Porque son cónyuges –principio de identidad, en el ámbito del ser- se
deben entre sí el obrar propio de los esposos, las conductas relativas a
los fines del matrimonio. Por eso, aunque en el obrar pueda haber
errores o actuaciones negativas, tales conductas no afectan al ser, como
el hecho de comportarse mal en cuanto padre, en cuanto hijo, o en cuanto
hermano, no eliminan ni disminuyen la relación ontológica de paternidad,
filiación o fraternidad.
Por tanto,
primero hay una realidad ontológica, que se da en el ser de la persona humana
al contraer matrimonio y quedar unidos varón y mujer como cónyuges. De la
naturaleza y fines de esa unión se deriva la dimensión de justicia, los
derechos y deberes intersubjetivos específicos de tal relación: “pero lo
importante y decisivo es el fundamento ontológico (...) el vínculo jurídico no
hace otra cosa que unir lo que por naturaleza está ordenado a unirse”[9]. Por esta
razón, “podemos decir que el matrimonio comporta, por el vínculo jurídico, una
coparticipación y una coposesión mutuas en la virilidad y en la feminidad,
haciéndose así los dos esposos una unidad en las naturalezas”[10]. Y luego viene
el desarrollo existencial de la vida matrimonial y familiar, en la que los
cónyuges deben vivir esos deberes y derechos en el ámbito de una
verdadera comunidad de vida y amor: pero pueden no hacerlo así porque de
hecho existe la posibilidad de faltar a la fidelidad debida.
Lógicamente, el
derecho ni abarca ni expresa totalmente toda la realidad existencial en la que
debe consistir esa comunidad de vida y amor: una relación de justicia se
refiere a conductas debidas entre sujetos.
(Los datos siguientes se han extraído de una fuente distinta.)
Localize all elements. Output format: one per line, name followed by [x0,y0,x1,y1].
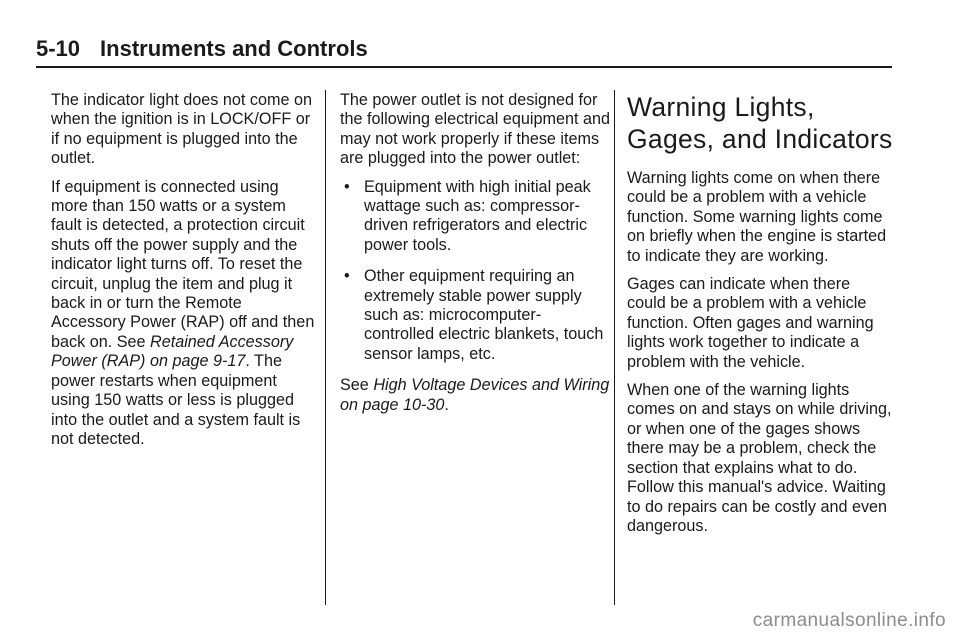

El éxito en la vida conyugal y
familiar y el perfeccionamiento de los cónyuges y de los demás miembros de la
familia exige de ordinario un continuo de detalles que en sí mismos no son
mensurables o exigibles jurídicamente y que desarrollan las identidades
familiares desde el amor.
El segundo matiz
que se debe tener en cuenta al hablar en términos generales del vínculo como
esencia del matrimonio lo aporta Hervada con clarividencia. “El vínculo es el
principio formal de la esencia del matrimonio, siendo el principio material el
varón y la mujer. La esencia del matrimonio no es el vínculo, sino el varón y
la mujer unidos”[11]. Unidos por el
título jurídico de coposesión mutua en las potencias naturales de sus
estructuras sexuadas –feminidad y virilidad- en orden a los fines a que la
propia naturaleza inclina.
4. Los fines del matrimonio: el bien de los cónyuges y la procreación y
educación de los hijos
El consorcio conyugal está
«ordenado por su misma índole natural al bien de los cónyuges y a la generación
y educación de la prole»[12]; estas palabras del Código de Derecho Canónico se
refieren a la propia tendencia —dinámica— de la relación. De una parte,
existe una referencia a la esencia misma del matrimonio; de otra, y
simultáneamente, la está contemplando como en movimiento, en cuanto a lo
que apunta por sí misma. Por eso se habla de estos dos elementos como de
los fines del matrimonio, y se les comprende como ordenaciones de la
esencia.
Conviene aquí
subrayar que el bien de los cónyuges no puede identificarse sin más con
el bien de dos personas cualesquiera, sino que se refiere directamente al
consorcio establecido entre un varón y una mujer, pues queda patente que es el
consorcio el que está «ordenado por su misma índole natural».
El amor
esponsal lleva a una donación comprometida, decíamos antes, de toda la
dimensión conyugable de la persona en cuanto varón o mujer: es decir, a una
unión -o comunidad- basada en la inclinación natural que proviene del carácter
complementario de la modalización sexual del ser humano. Ahora bien, por un
lado parece evidente que se trata de una relación entre sujetos: una relación
interpersonal; y por otro lado resulta innegable que la complementariedad
propia de los sexos dice relación a la posibilidad de la generación de nuevos
seres. Parece, por tanto, que no cabe una unión matrimonial que no contenga
ambas referencias. Es más, si se habla de la posibilidad de engendrar prole,
ésta no puede entenderse sin tener en cuenta el tipo de relación existente
entre los sujetos personales concretos que la encarnan. Si se habla de una
donación interpersonal plena, en cuanto varón y mujer, no cabe concebirla sin
la aceptación de la paternidad y maternidad potenciales que entraña. De ahí que
entendamos tanto el bien de los cónyuges como la posibilidad de la prole en
términos de ordenación de la misma estructura del matrimonio en su totalidad[13].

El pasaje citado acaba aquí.